Les ministres des Transports de l’UE avaient trouvé un accord le 12 décembre 2011 sur la position du Conseil en première lecture au sujet du projet de directive établissant un espace ferroviaire unique. Un accord trouvé malgré l’opposition de l’Autriche et du Luxembourg, et sur lequel l’Estonie s’était abstenue.
Le 8 mars 2012, le Conseil, qui était réuni dans sa formation JAI, a adopté formellement cette position, sans débat, et ce alors que les premières discussions d’ordre technique ont d’ores et déjà été ouvertes avec le Parlement européen, l'objectif étant de parvenir à un accord sur la version définitive du texte qui devra être adopté par les deux institutions en deuxième lecture.
En toute logique, Autriche et Luxembourg ont voté contre, tandis que l’Estonie s’est abstenue.
Dans une déclaration sur son vote contre la position du Conseil, l’Autriche précise que, "sur le principe", elle approuve l'initiative visant à procéder à une refonte du premier paquet ferroviaire, l'objectif étant de simplifier le cadre réglementaire dans le secteur ferroviaire européen.
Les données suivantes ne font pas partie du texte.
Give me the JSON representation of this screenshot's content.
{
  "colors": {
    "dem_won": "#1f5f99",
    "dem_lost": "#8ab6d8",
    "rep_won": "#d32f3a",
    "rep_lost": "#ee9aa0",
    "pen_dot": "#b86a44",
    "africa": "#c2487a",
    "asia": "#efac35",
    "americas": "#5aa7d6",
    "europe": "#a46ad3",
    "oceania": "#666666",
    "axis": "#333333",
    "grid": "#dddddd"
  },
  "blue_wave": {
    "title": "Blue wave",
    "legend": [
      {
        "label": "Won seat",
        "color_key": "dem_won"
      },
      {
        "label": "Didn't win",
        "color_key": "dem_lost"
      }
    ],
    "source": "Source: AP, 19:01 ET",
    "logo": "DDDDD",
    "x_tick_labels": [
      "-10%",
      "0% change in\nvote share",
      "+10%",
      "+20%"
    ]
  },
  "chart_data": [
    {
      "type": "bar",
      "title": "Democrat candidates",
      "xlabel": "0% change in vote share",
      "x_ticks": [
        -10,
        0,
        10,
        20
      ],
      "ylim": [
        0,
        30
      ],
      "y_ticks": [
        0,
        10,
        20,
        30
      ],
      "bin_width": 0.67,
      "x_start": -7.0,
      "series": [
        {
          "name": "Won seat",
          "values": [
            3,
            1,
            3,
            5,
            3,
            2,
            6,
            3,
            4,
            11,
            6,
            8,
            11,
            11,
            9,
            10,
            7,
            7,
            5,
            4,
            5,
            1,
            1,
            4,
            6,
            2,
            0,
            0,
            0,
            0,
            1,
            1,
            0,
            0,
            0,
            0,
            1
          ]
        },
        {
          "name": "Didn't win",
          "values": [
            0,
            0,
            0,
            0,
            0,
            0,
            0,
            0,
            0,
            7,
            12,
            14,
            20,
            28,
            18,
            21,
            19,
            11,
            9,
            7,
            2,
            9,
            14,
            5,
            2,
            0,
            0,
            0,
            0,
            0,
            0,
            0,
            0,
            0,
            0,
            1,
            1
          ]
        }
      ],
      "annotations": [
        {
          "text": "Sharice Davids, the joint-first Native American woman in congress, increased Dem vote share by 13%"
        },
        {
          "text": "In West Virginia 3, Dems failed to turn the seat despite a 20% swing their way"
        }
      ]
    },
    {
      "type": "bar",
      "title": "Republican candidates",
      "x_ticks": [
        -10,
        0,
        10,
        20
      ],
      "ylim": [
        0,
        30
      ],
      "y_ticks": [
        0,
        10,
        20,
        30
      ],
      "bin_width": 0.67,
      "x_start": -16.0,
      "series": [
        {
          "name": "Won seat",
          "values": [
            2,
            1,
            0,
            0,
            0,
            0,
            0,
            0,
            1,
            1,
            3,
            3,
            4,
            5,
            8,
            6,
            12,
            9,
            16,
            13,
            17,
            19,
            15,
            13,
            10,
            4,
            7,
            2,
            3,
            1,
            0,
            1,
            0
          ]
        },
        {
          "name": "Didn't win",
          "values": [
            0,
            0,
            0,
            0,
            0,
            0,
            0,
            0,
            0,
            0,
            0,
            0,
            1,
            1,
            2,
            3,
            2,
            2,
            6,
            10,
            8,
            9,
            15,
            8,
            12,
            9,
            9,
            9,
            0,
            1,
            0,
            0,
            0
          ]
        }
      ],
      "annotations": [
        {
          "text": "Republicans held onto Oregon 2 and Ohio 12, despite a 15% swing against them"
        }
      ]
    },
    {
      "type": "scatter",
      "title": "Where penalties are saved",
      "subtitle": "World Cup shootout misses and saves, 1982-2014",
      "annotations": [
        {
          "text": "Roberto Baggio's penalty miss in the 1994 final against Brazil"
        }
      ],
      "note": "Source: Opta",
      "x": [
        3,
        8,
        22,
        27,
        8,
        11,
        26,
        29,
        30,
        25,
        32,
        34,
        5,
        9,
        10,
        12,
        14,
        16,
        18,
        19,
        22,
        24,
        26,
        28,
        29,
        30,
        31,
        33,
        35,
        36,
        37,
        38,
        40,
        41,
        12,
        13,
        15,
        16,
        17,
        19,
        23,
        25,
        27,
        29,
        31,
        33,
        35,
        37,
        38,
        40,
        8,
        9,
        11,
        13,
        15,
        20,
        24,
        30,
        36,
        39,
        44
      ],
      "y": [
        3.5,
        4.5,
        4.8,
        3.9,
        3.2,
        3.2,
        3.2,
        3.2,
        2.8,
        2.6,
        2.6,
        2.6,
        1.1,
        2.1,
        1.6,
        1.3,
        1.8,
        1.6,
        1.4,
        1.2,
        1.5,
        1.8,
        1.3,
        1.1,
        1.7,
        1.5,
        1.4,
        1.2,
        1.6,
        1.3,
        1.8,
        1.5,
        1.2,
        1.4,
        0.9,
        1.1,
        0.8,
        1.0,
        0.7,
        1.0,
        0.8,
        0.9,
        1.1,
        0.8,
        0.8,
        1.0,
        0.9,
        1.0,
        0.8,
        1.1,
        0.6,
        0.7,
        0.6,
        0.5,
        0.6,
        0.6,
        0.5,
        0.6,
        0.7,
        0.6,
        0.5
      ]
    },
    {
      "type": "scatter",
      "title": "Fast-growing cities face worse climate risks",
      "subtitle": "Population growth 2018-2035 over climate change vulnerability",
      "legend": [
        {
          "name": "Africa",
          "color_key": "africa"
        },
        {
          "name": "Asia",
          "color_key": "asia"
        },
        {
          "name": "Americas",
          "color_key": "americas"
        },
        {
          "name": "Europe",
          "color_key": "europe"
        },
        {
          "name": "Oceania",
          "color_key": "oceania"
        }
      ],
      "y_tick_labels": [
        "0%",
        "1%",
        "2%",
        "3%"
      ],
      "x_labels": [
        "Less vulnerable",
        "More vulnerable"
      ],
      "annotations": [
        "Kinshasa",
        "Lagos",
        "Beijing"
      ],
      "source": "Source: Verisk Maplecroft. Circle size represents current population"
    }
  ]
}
Si, pour l’Autriche, la compétitivité du transport ferroviaire, solution de substitution respectueuse de l'environnement par rapport au transport routier, revêt une importance considérable, le pays estime qu’il convient de ne fixer au niveau européen que les grands principes le concernant et de laisser le soin aux États d'organiser leur secteur ferroviaire dans le cadre des objectifs européens. "Toute obligation de séparer des entités au-delà de celle d'avoir des comptes et des bilans distincts entraîne une augmentation disproportionnée des charges financières et organisationnelles et constitue une interférence tout aussi disproportionnée dans la liberté des entreprises de ce secteur en termes de prise de décisions économiques, ce que l'Autriche ne peut accepter", indique la déclaration autrichienne.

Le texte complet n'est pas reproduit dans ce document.